Читать книгу The Official (ISC)2 CCSP CBK Reference - Leslie Fife, Aaron Kraus - Страница 25
Rapid Elasticity and Scalability
ОглавлениеIn a traditional computing model, a company would need to buy the infrastructure needed for any future, potential, or anticipated growth. If they estimate poorly, they either will have a lot of excess capacity or will run out of room. Neither situation is optimal. In a cloud solution, the space needed grows and shrinks as necessary to support the customer. If there is a peak in usage or resource needs, the service grows with the needs. When the needs are gone, the resources used decrease. This supports a pay-as-you-go model, where a customer pays only for the resources needed and used.
For the CSP, this presents a challenge. The CSP must have the excess capacity to serve all their customers without having to incur the cost of the total possible resource usage. They must, in effect, estimate how much excess capacity they must have to serve all of their customers. If they estimate poorly, the customer will suffer and the CSP's customer base could decrease.

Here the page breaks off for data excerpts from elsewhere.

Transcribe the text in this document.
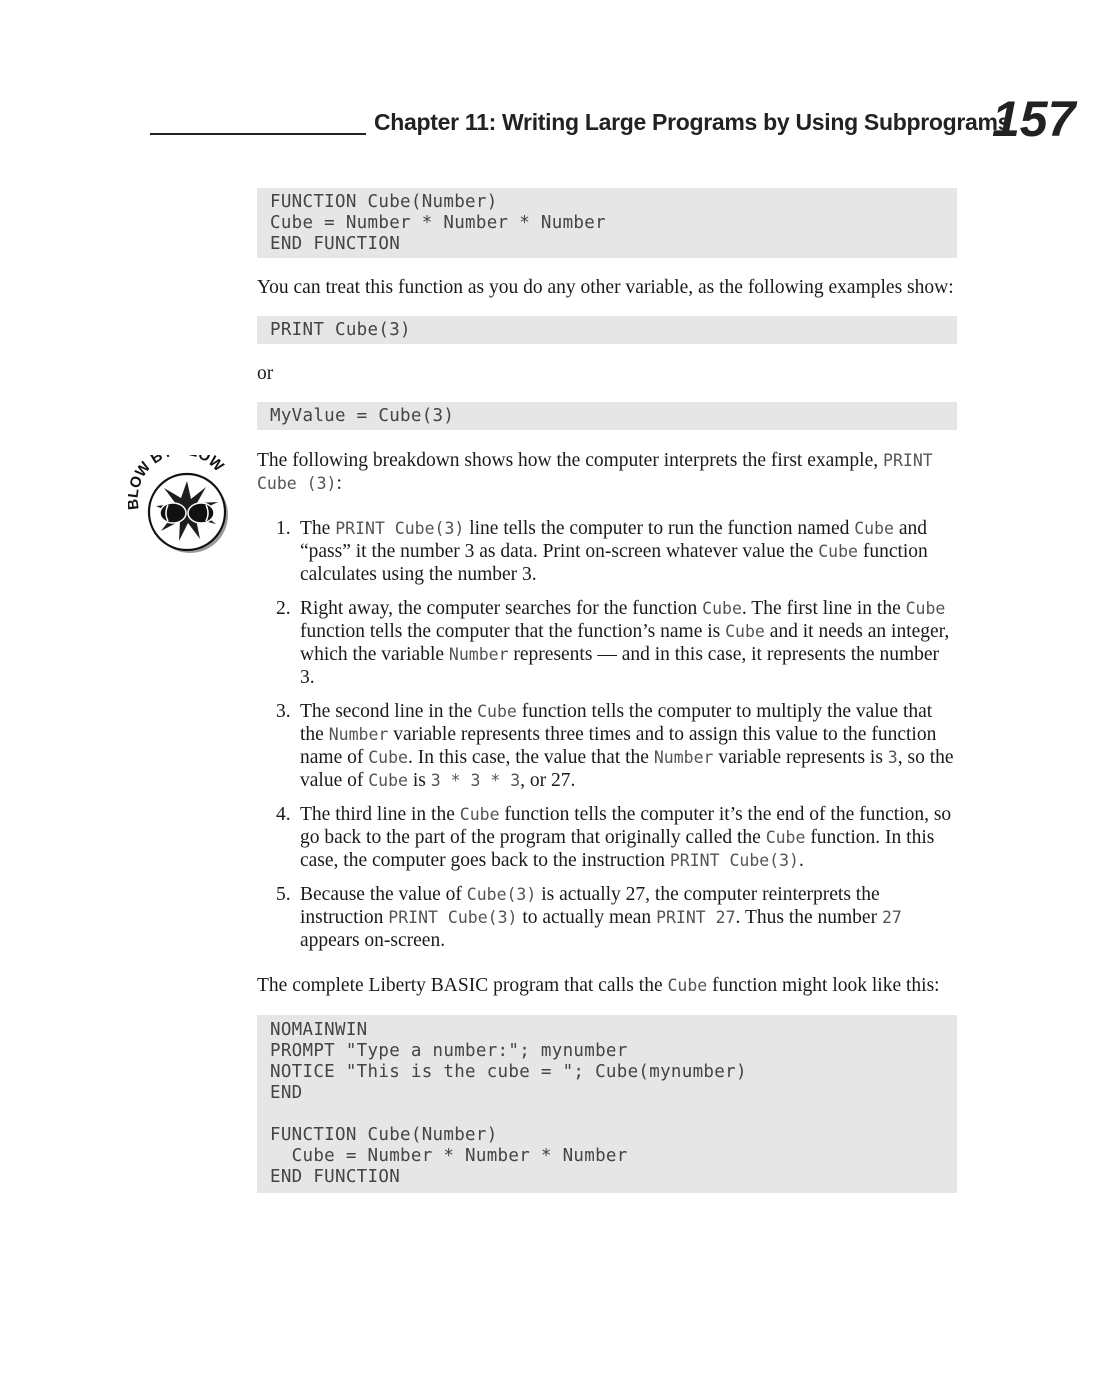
Chapter 11: Writing Large Programs by Using Subprograms
157
OW B OW
FUNCTION Cube(Number)
Cube = Number * Number * Number
END FUNCTION

You can treat this function as you do any other variable, as the following examples show:

PRINT Cube(3)

or

MyValue = Cube(3)

The following breakdown shows how the computer interprets the first example, PRINT Cube (3):

1. The PRINT Cube(3) line tells the computer to run the function named Cube and “pass” it the number 3 as data. Print on-screen whatever value the Cube function calculates using the number 3.
2. Right away, the computer searches for the function Cube. The first line in the Cube function tells the computer that the function’s name is Cube and it needs an integer, which the variable Number represents — and in this case, it represents the number 3.
3. The second line in the Cube function tells the computer to multiply the value that the Number variable represents three times and to assign this value to the function name of Cube. In this case, the value that the Number variable represents is 3, so the value of Cube is 3 * 3 * 3, or 27.
4. The third line in the Cube function tells the computer it’s the end of the function, so go back to the part of the program that originally called the Cube function. In this case, the computer goes back to the instruction PRINT Cube(3).
5. Because the value of Cube(3) is actually 27, the computer reinterprets the instruction PRINT Cube(3) to actually mean PRINT 27. Thus the number 27 appears on-screen.

The complete Liberty BASIC program that calls the Cube function might look like this:

NOMAINWIN
PROMPT "Type a number:"; mynumber
NOTICE "This is the cube = "; Cube(mynumber)
END

FUNCTION Cube(Number)
Cube = Number * Number * Number
END FUNCTION
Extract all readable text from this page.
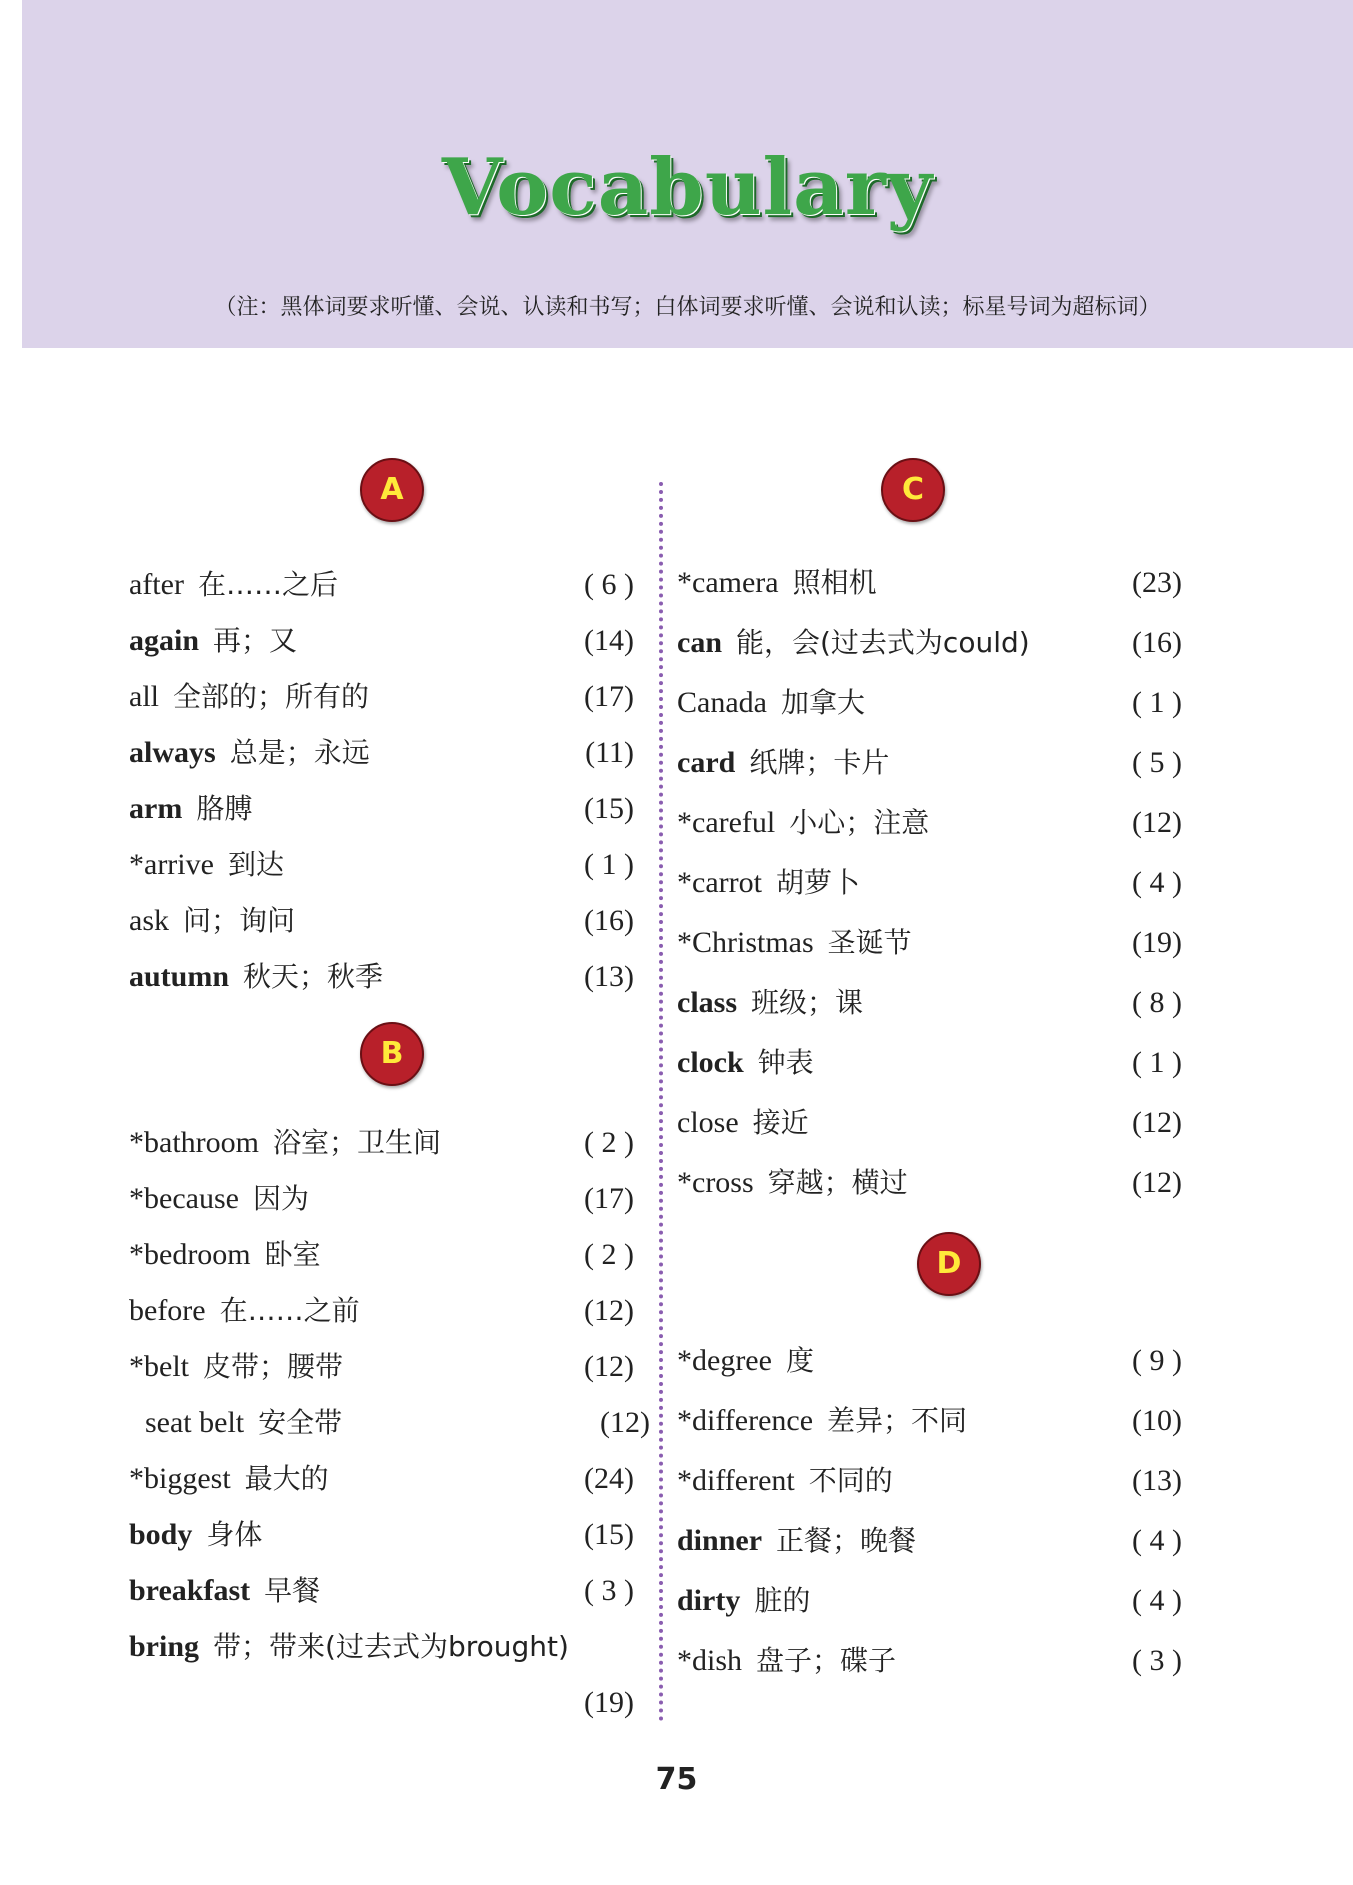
Vocabulary
（注：黑体词要求听懂、会说、认读和书写；白体词要求听懂、会说和认读；标星号词为超标词）
A
after 在……之后	( 6 )
again 再；又	(14)
all 全部的；所有的	(17)
always 总是；永远	(11)
arm 胳膊	(15)
*arrive 到达	( 1 )
ask 问；询问	(16)
autumn 秋天；秋季	(13)
B
*bathroom 浴室；卫生间	( 2 )
*because 因为	(17)
*bedroom 卧室	( 2 )
before 在……之前	(12)
*belt 皮带；腰带	(12)
seat belt 安全带	(12)
*biggest 最大的	(24)
body 身体	(15)
breakfast 早餐	( 3 )
bring 带；带来(过去式为brought)
(19)
C
*camera 照相机	(23)
can 能，会(过去式为could)	(16)
Canada 加拿大	( 1 )
card 纸牌；卡片	( 5 )
*careful 小心；注意	(12)
*carrot 胡萝卜	( 4 )
*Christmas 圣诞节	(19)
class 班级；课	( 8 )
clock 钟表	( 1 )
close 接近	(12)
*cross 穿越；横过	(12)
D
*degree 度	( 9 )
*difference 差异；不同	(10)
*different 不同的	(13)
dinner 正餐；晚餐	( 4 )
dirty 脏的	( 4 )
*dish 盘子；碟子	( 3 )
75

However, there is a cost to maintaining this excess capacity. The cost must be built into the cost model. In this way, all customers share in the cost of the CSP, maintaining some level of excess capacity. In the banking world, a bank must keep cash reserves of a certain percentage so that they can meet the withdrawal needs of their customers. But if every customer wanted all of their money at the same time, the bank would run out of cash on hand. In the same way, if every customer's potential peak usage occurred at the same time, the CSP would run out of resources, and the customers would be constrained (and unhappy).
The customer must also take care in setting internal limits on resource use. The ease of expanding resource use can make it easy to consume more resources than are truly necessary. Rather than cleaning up and returning resources no longer needed, it is easy to just spin up more resources. If care is not taken to set limits, a customer can find themselves with a large and unnecessary bill for resources “used.”